The company he founded - Vanguard - is today the largest mutual fund company in the United States. Indeed, 88% of the mutual fund flows in recent years have gone to just three mutual fund companies - Vanguard, Fidelity and Blackrock - which all feature index funds as a cornerstone of their fund line-up.
Bogle is 85 years old today, and had a heart transplant in 1996. However, his mind remains sharp, and he still goes to the office seven days a week. He has published 10 books, including his most recent publication "The Clash of the Cultures: Investment vs. Speculation".
John Bogle was the featured speaker at a luncheon sponsored by the Boston Security Analysts Society (BSAS) last Friday.
The room was packed - Bogle's thoughts have resonated with industry participants in a way that few others have accomplished.
Bogle's message, however, is one that should have been troubling to many in the room; namely, that active management of funds is a futile exercise. Managers as whole will underperform the market due largely to their higher expenses including management fees and trading costs, according to Bogle, and the data seems to bear him out. Individuals should stick to index funds, in Bogle's view.
When John started in the business in 1951, investment management was considered a fiduciary responsibility, with the interests of their clients always placed first.
However, as more mutual fund companies have become publicly-held, or are owned by larger public companies, an inevitable clash of interests has arisen, since the drive to increase fees has resulted in managements offering funds that they think will sell well, but may not serve the best interests of the investors.

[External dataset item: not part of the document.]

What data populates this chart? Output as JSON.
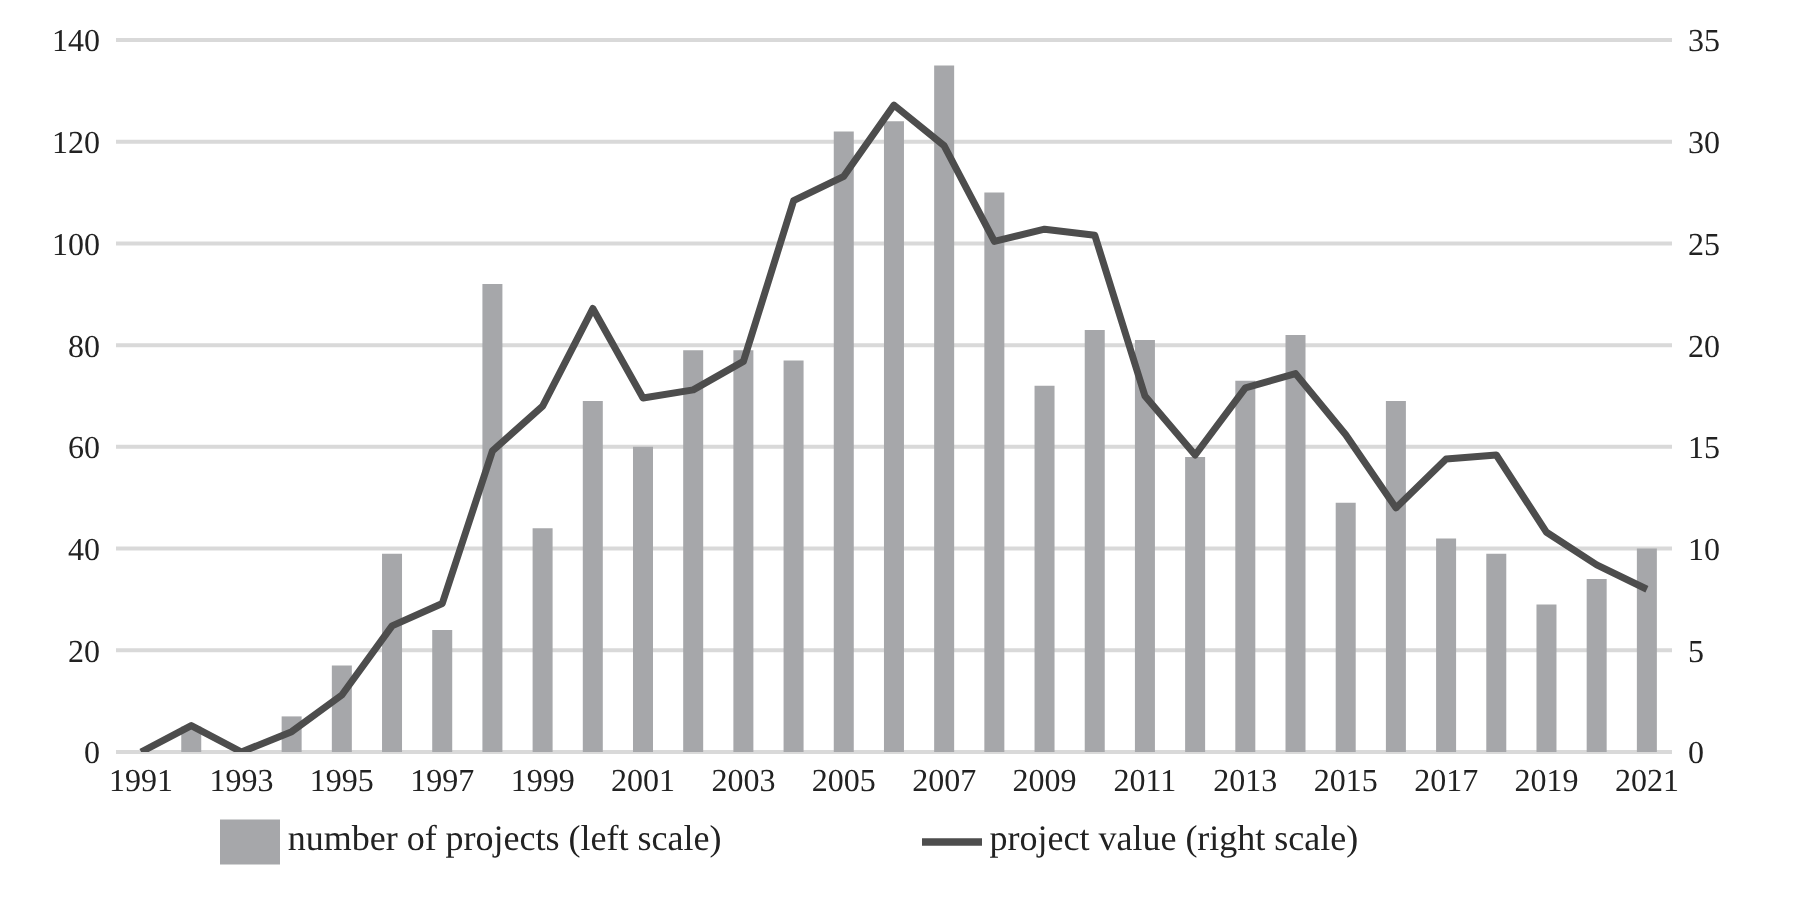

On Friday Bogle noted the proliferation of funds. There are more than 9,000 mutual funds offered to the public today, and more are developed and marketed each month. Bogle decries this trend, believing that the marketing departments, and not the investment professionals, are driving the decisions.
Bogle also looks with scorn on the management styles of many fund managers. Sixty years ago the average mutual fund turnover was just 10% per year. Today, managers on average churn their holdings by 140% yearly. In Bogle's view, such active trading activity has only resulted in higher costs and poorer returns, which the data support.
Expense ratios for nearly funds have risen over the decades despite the growth in assets under management. Only one fund company - Vanguard - has seen a significant decline in expense ratios, which in Bogle's view is the correct trend.
Bogle offered numerous other insights in his talk on Friday, but I would direct you to his website (http://johncbogle.com/wordpress/) to read his numerous thoughts.
I have read parts of "The Clash of Cultures", and have found it very useful. I keep a copy of his "10 Rules of Investing" on the bulletin board next to my desk as a reminder of what one of the most successful and innovative thinkers in the investment business has learned in his career.